Yashpal Singh

and 1 more

Cancer diagnosis using gene expression data is significant research for facilitating early treatment and prevention of cancer. The classification of gene expression data is challenging due to its high dimensionality and smaller number of samples that renders classification a difficult task. Creation of well-defined class boundaries is the aim of every classification algorithm. The Fuzzy min-max (FMM) neural network classifier is known to create good decision boundaries using hyperboxes constructed for each class. In this paper, we explore the General Fuzzy min-max (GFMM) and Enhanced Fuzzy min-max (EFMM) neural network architectures for the classification of lung cancer subtypes from microarray gene expression data. Both GFMM and EFMM are advanced versions of Simpson’s FMM neural network classifier.
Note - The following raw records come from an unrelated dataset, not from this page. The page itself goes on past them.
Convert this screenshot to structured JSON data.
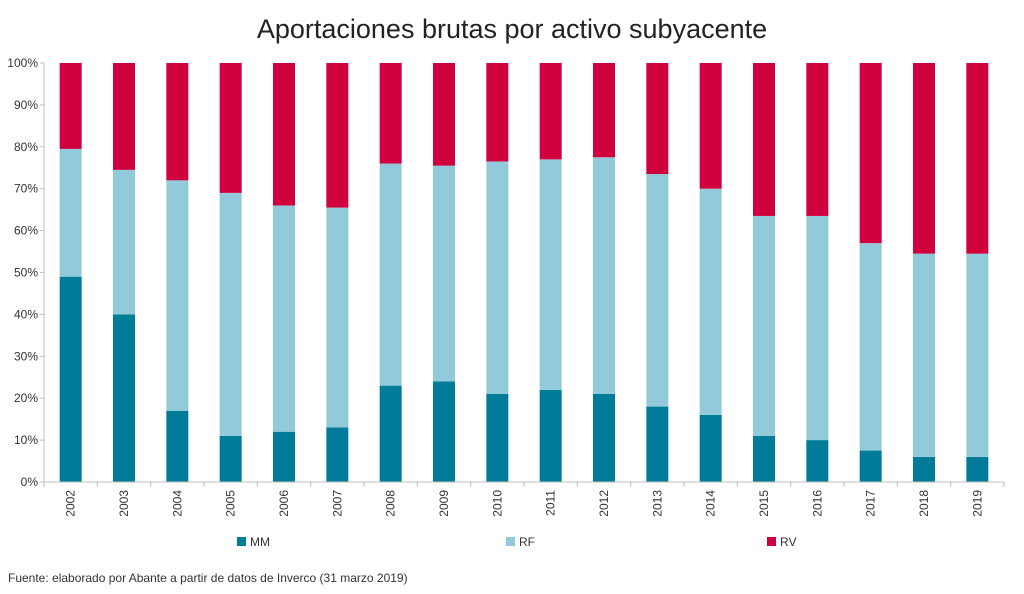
{
  "source_note": "Fuente: elaborado por Abante a partir de datos de Inverco (31 marzo 2019)",
  "chart_data": {
    "type": "bar",
    "stacked": true,
    "percent_stacked": true,
    "title": "Aportaciones brutas por activo subyacente",
    "xlabel": "",
    "ylabel": "",
    "ylim": [
      0,
      100
    ],
    "yticks": [
      "0%",
      "10%",
      "20%",
      "30%",
      "40%",
      "50%",
      "60%",
      "70%",
      "80%",
      "90%",
      "100%"
    ],
    "grid": false,
    "legend_position": "bottom",
    "categories": [
      "2002",
      "2003",
      "2004",
      "2005",
      "2006",
      "2007",
      "2008",
      "2009",
      "2010",
      "2011",
      "2012",
      "2013",
      "2014",
      "2015",
      "2016",
      "2017",
      "2018",
      "2019"
    ],
    "series": [
      {
        "name": "MM",
        "color": "#007c99",
        "values": [
          49,
          40,
          17,
          11,
          12,
          13,
          23,
          24,
          21,
          22,
          21,
          18,
          16,
          11,
          10,
          7.5,
          6,
          6
        ]
      },
      {
        "name": "RF",
        "color": "#93cadb",
        "values": [
          30.5,
          34.5,
          55,
          58,
          54,
          52.5,
          53,
          51.5,
          55.5,
          55,
          56.5,
          55.5,
          54,
          52.5,
          53.5,
          49.5,
          48.5,
          48.5
        ]
      },
      {
        "name": "RV",
        "color": "#d0003f",
        "values": [
          20.5,
          25.5,
          28,
          31,
          34,
          34.5,
          24,
          24.5,
          23.5,
          23,
          22.5,
          26.5,
          30,
          36.5,
          36.5,
          43,
          45.5,
          45.5
        ]
      }
    ]
  }
}
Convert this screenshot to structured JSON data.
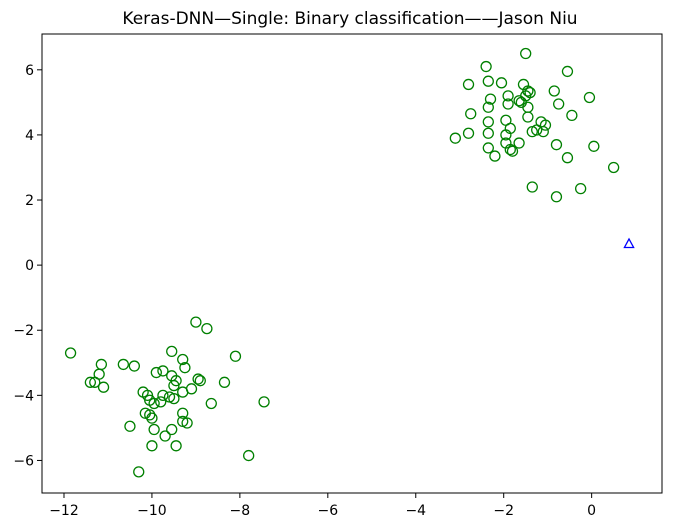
{
  "chart_data": {
    "type": "scatter",
    "title": "Keras-DNN—Single: Binary classification——Jason Niu",
    "xlabel": "",
    "ylabel": "",
    "xlim": [
      -12.5,
      1.6
    ],
    "ylim": [
      -7.0,
      7.1
    ],
    "x_ticks": [
      -12,
      -10,
      -8,
      -6,
      -4,
      -2,
      0
    ],
    "y_ticks": [
      -6,
      -4,
      -2,
      0,
      2,
      4,
      6
    ],
    "x_tick_labels": [
      "−12",
      "−10",
      "−8",
      "−6",
      "−4",
      "−2",
      "0"
    ],
    "y_tick_labels": [
      "−6",
      "−4",
      "−2",
      "0",
      "2",
      "4",
      "6"
    ],
    "grid": false,
    "colors": {
      "circles": "#008000",
      "triangle": "#0000ff",
      "frame": "#000000"
    },
    "series": [
      {
        "marker": "circle-open",
        "points": [
          [
            -1.5,
            6.5
          ],
          [
            -2.4,
            6.1
          ],
          [
            -0.55,
            5.95
          ],
          [
            -2.8,
            5.55
          ],
          [
            -2.35,
            5.65
          ],
          [
            -2.05,
            5.6
          ],
          [
            -1.55,
            5.55
          ],
          [
            -1.45,
            5.35
          ],
          [
            -1.4,
            5.3
          ],
          [
            -0.85,
            5.35
          ],
          [
            -2.3,
            5.1
          ],
          [
            -1.9,
            5.2
          ],
          [
            -1.5,
            5.2
          ],
          [
            -1.6,
            5.0
          ],
          [
            -1.9,
            4.95
          ],
          [
            -1.65,
            5.05
          ],
          [
            -0.05,
            5.15
          ],
          [
            -0.75,
            4.95
          ],
          [
            -2.35,
            4.85
          ],
          [
            -1.45,
            4.85
          ],
          [
            -2.75,
            4.65
          ],
          [
            -0.45,
            4.6
          ],
          [
            -1.45,
            4.55
          ],
          [
            -2.35,
            4.4
          ],
          [
            -1.95,
            4.45
          ],
          [
            -1.15,
            4.4
          ],
          [
            -1.05,
            4.3
          ],
          [
            -1.25,
            4.15
          ],
          [
            -1.1,
            4.1
          ],
          [
            -1.35,
            4.1
          ],
          [
            -1.85,
            4.2
          ],
          [
            -2.8,
            4.05
          ],
          [
            -2.35,
            4.05
          ],
          [
            -1.95,
            4.0
          ],
          [
            -3.1,
            3.9
          ],
          [
            -1.95,
            3.75
          ],
          [
            -1.65,
            3.75
          ],
          [
            -0.8,
            3.7
          ],
          [
            0.05,
            3.65
          ],
          [
            -2.35,
            3.6
          ],
          [
            -1.85,
            3.55
          ],
          [
            -1.8,
            3.5
          ],
          [
            -2.2,
            3.35
          ],
          [
            -0.55,
            3.3
          ],
          [
            0.5,
            3.0
          ],
          [
            -1.35,
            2.4
          ],
          [
            -0.25,
            2.35
          ],
          [
            -0.8,
            2.1
          ],
          [
            -11.85,
            -2.7
          ],
          [
            -9.0,
            -1.75
          ],
          [
            -8.75,
            -1.95
          ],
          [
            -8.1,
            -2.8
          ],
          [
            -9.55,
            -2.65
          ],
          [
            -9.3,
            -2.9
          ],
          [
            -10.65,
            -3.05
          ],
          [
            -10.4,
            -3.1
          ],
          [
            -11.15,
            -3.05
          ],
          [
            -11.2,
            -3.35
          ],
          [
            -9.25,
            -3.15
          ],
          [
            -9.9,
            -3.3
          ],
          [
            -9.75,
            -3.25
          ],
          [
            -9.55,
            -3.4
          ],
          [
            -11.3,
            -3.6
          ],
          [
            -11.4,
            -3.6
          ],
          [
            -11.1,
            -3.75
          ],
          [
            -9.45,
            -3.55
          ],
          [
            -8.95,
            -3.5
          ],
          [
            -8.9,
            -3.55
          ],
          [
            -8.35,
            -3.6
          ],
          [
            -9.5,
            -3.7
          ],
          [
            -9.1,
            -3.8
          ],
          [
            -9.3,
            -3.9
          ],
          [
            -10.2,
            -3.9
          ],
          [
            -10.1,
            -4.0
          ],
          [
            -9.75,
            -4.0
          ],
          [
            -9.6,
            -4.05
          ],
          [
            -9.5,
            -4.1
          ],
          [
            -10.05,
            -4.15
          ],
          [
            -9.8,
            -4.2
          ],
          [
            -9.95,
            -4.25
          ],
          [
            -8.65,
            -4.25
          ],
          [
            -7.45,
            -4.2
          ],
          [
            -9.3,
            -4.55
          ],
          [
            -10.15,
            -4.55
          ],
          [
            -10.05,
            -4.6
          ],
          [
            -10.0,
            -4.7
          ],
          [
            -9.3,
            -4.8
          ],
          [
            -9.2,
            -4.85
          ],
          [
            -10.5,
            -4.95
          ],
          [
            -9.55,
            -5.05
          ],
          [
            -9.95,
            -5.05
          ],
          [
            -9.7,
            -5.25
          ],
          [
            -10.0,
            -5.55
          ],
          [
            -9.45,
            -5.55
          ],
          [
            -7.8,
            -5.85
          ],
          [
            -10.3,
            -6.35
          ]
        ]
      },
      {
        "marker": "triangle-open",
        "points": [
          [
            0.85,
            0.65
          ]
        ]
      }
    ]
  }
}
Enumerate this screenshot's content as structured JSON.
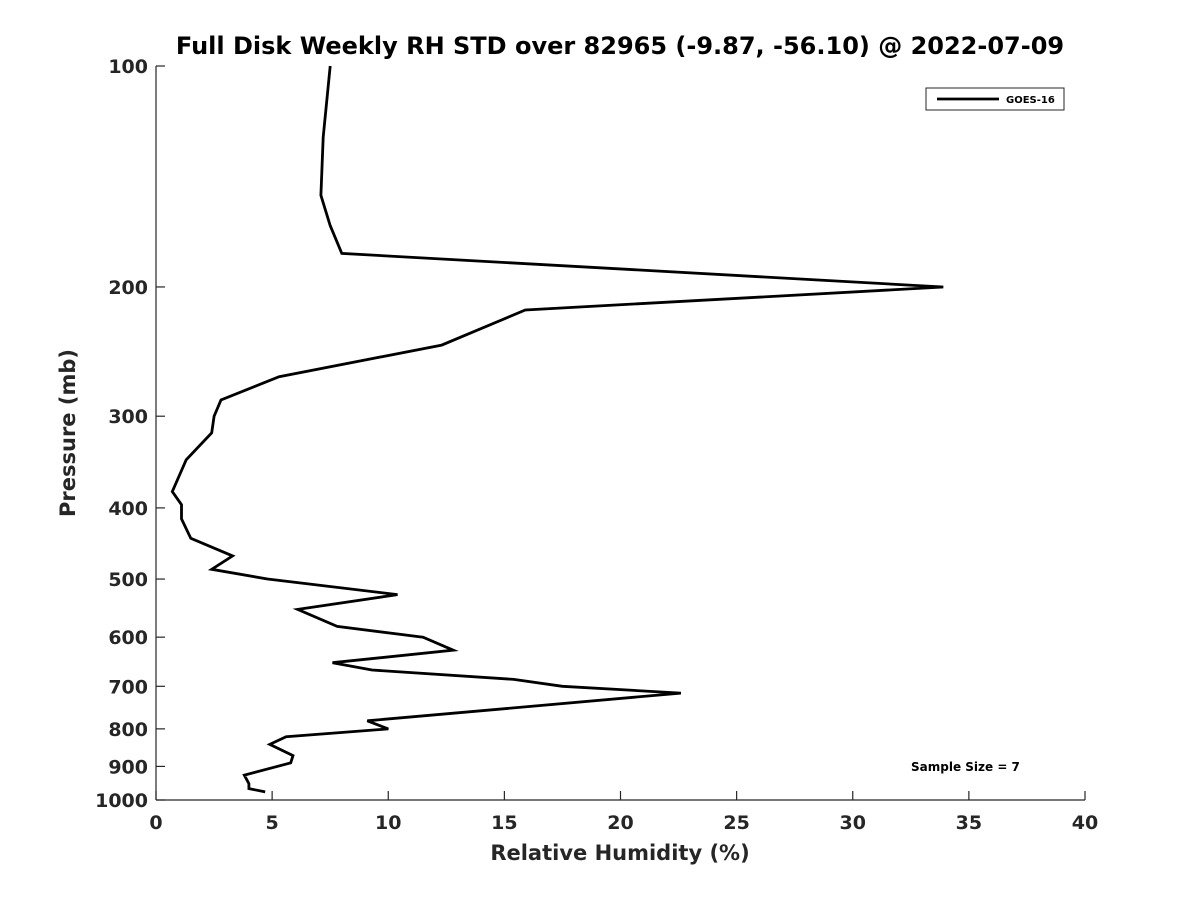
{
  "chart_data": {
    "type": "line",
    "title": "Full Disk Weekly RH STD over 82965 (-9.87, -56.10) @ 2022-07-09",
    "xlabel": "Relative Humidity (%)",
    "ylabel": "Pressure (mb)",
    "xlim": [
      0,
      40
    ],
    "ylim": [
      100,
      1000
    ],
    "y_scale": "log",
    "y_reversed": true,
    "x_ticks": [
      "0",
      "5",
      "10",
      "15",
      "20",
      "25",
      "30",
      "35",
      "40"
    ],
    "y_ticks": [
      "100",
      "200",
      "300",
      "400",
      "500",
      "600",
      "700",
      "800",
      "900",
      "1000"
    ],
    "grid": false,
    "legend_position": "top-right",
    "annotation": "Sample Size = 7",
    "series": [
      {
        "name": "GOES-16",
        "color": "#000000",
        "points": [
          {
            "x": 7.5,
            "y": 100
          },
          {
            "x": 7.2,
            "y": 125
          },
          {
            "x": 7.1,
            "y": 150
          },
          {
            "x": 7.5,
            "y": 165
          },
          {
            "x": 8.0,
            "y": 180
          },
          {
            "x": 33.9,
            "y": 200
          },
          {
            "x": 15.9,
            "y": 215
          },
          {
            "x": 12.3,
            "y": 240
          },
          {
            "x": 5.3,
            "y": 265
          },
          {
            "x": 2.8,
            "y": 285
          },
          {
            "x": 2.5,
            "y": 300
          },
          {
            "x": 2.4,
            "y": 316
          },
          {
            "x": 1.3,
            "y": 344
          },
          {
            "x": 0.7,
            "y": 380
          },
          {
            "x": 1.1,
            "y": 396
          },
          {
            "x": 1.1,
            "y": 414
          },
          {
            "x": 1.5,
            "y": 440
          },
          {
            "x": 3.3,
            "y": 465
          },
          {
            "x": 2.4,
            "y": 485
          },
          {
            "x": 4.8,
            "y": 500
          },
          {
            "x": 10.4,
            "y": 525
          },
          {
            "x": 6.1,
            "y": 550
          },
          {
            "x": 7.8,
            "y": 580
          },
          {
            "x": 11.5,
            "y": 600
          },
          {
            "x": 12.8,
            "y": 625
          },
          {
            "x": 7.6,
            "y": 650
          },
          {
            "x": 9.3,
            "y": 665
          },
          {
            "x": 15.4,
            "y": 685
          },
          {
            "x": 17.5,
            "y": 700
          },
          {
            "x": 22.6,
            "y": 715
          },
          {
            "x": 9.1,
            "y": 780
          },
          {
            "x": 10.0,
            "y": 800
          },
          {
            "x": 5.6,
            "y": 820
          },
          {
            "x": 4.9,
            "y": 840
          },
          {
            "x": 5.9,
            "y": 870
          },
          {
            "x": 5.8,
            "y": 890
          },
          {
            "x": 3.8,
            "y": 925
          },
          {
            "x": 4.0,
            "y": 950
          },
          {
            "x": 4.0,
            "y": 965
          },
          {
            "x": 4.7,
            "y": 975
          }
        ]
      }
    ]
  }
}
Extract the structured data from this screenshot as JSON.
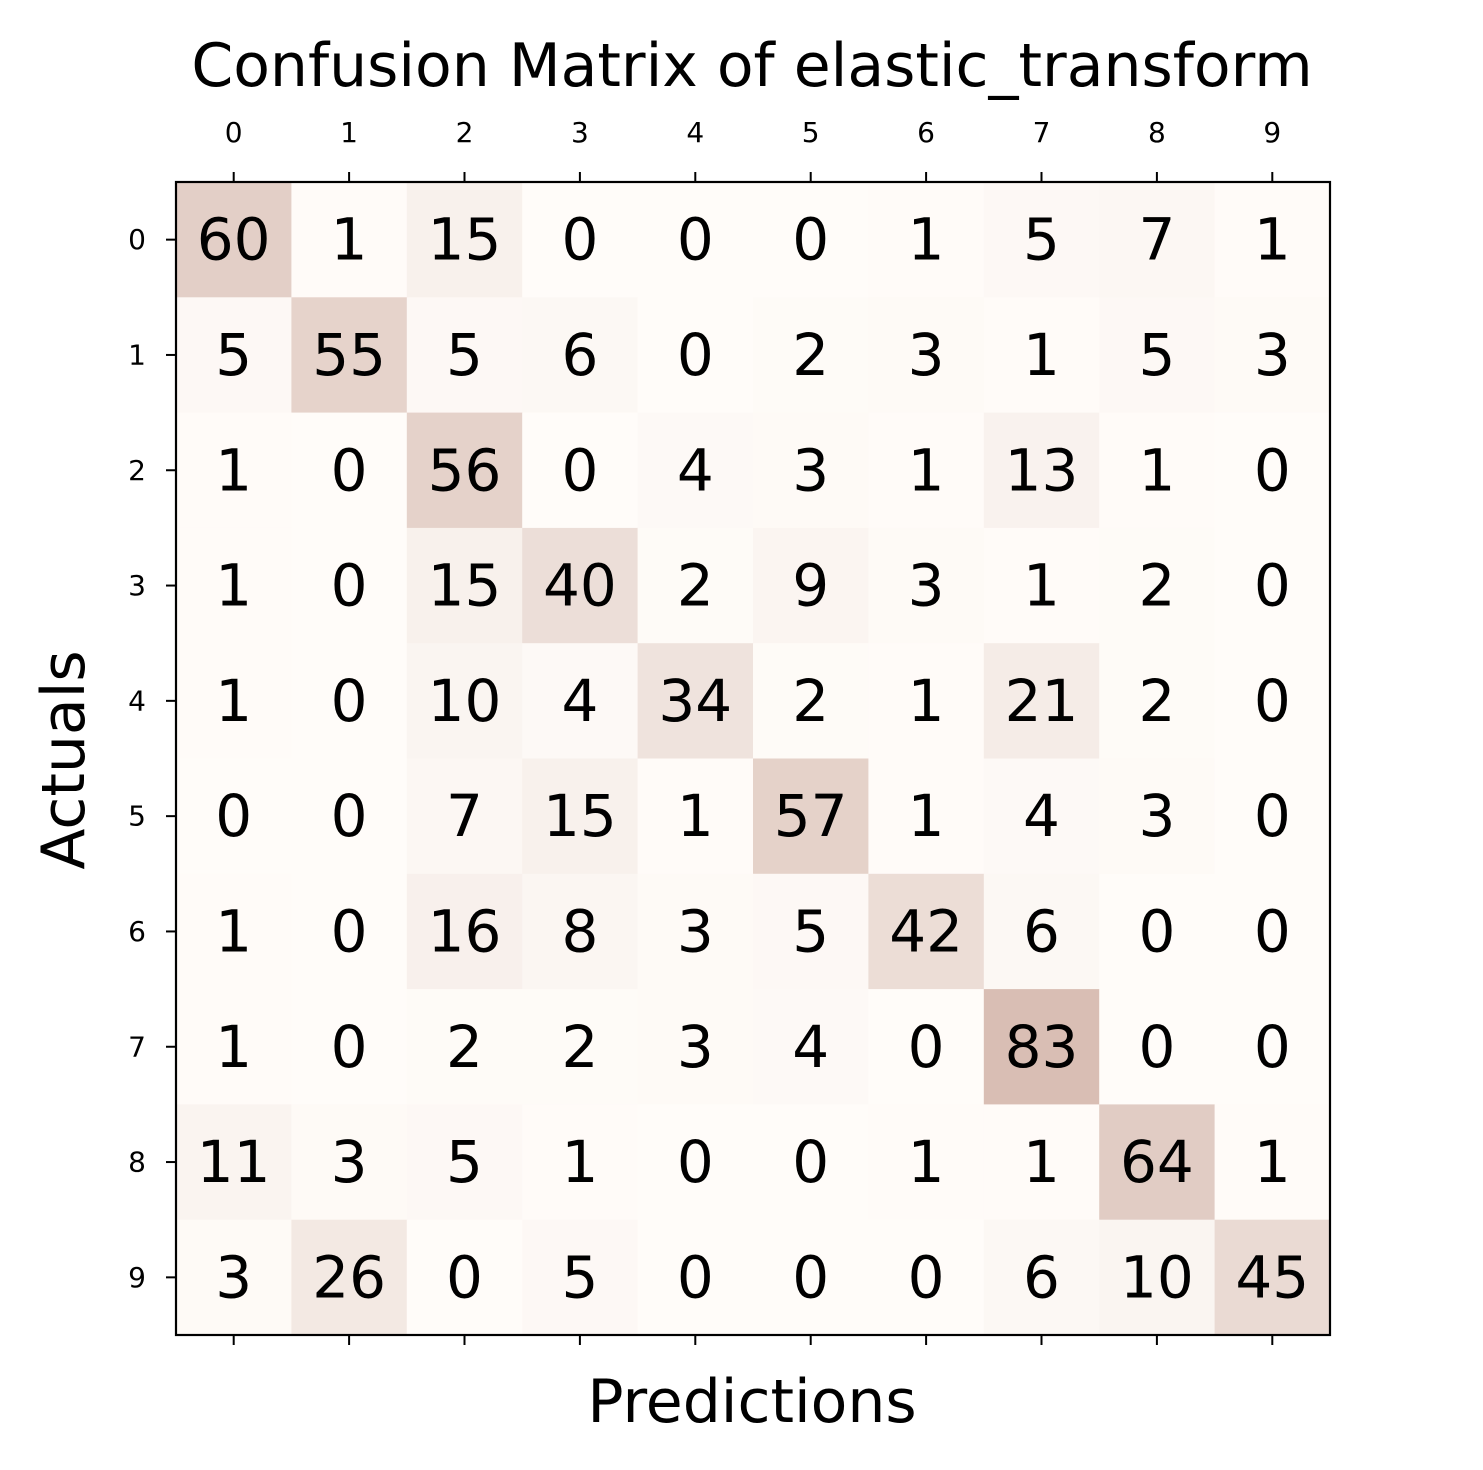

The GFMM is extremely efficient because it involves very simple operations for hyperbox manipulation, and can handle both labeled and unlabeled data. On the other hand, EFMM proposes three heuristic rules related to hyperbox expansion, contraction and the overlap test, which enhances the learning algorithm. We perform the classification of gene expression data using these two algorithms, then we analyze the performance by visualizing the hyperboxes obtained after training, and compare the accuracies of these classifiers. LASSO is used for selecting the important genes from the high-dimensional gene expression data. After the analysis of the results, we observe that EFMM with LASSO gives the best performance as compared to GFMM, FMM and other machine learning algorithms.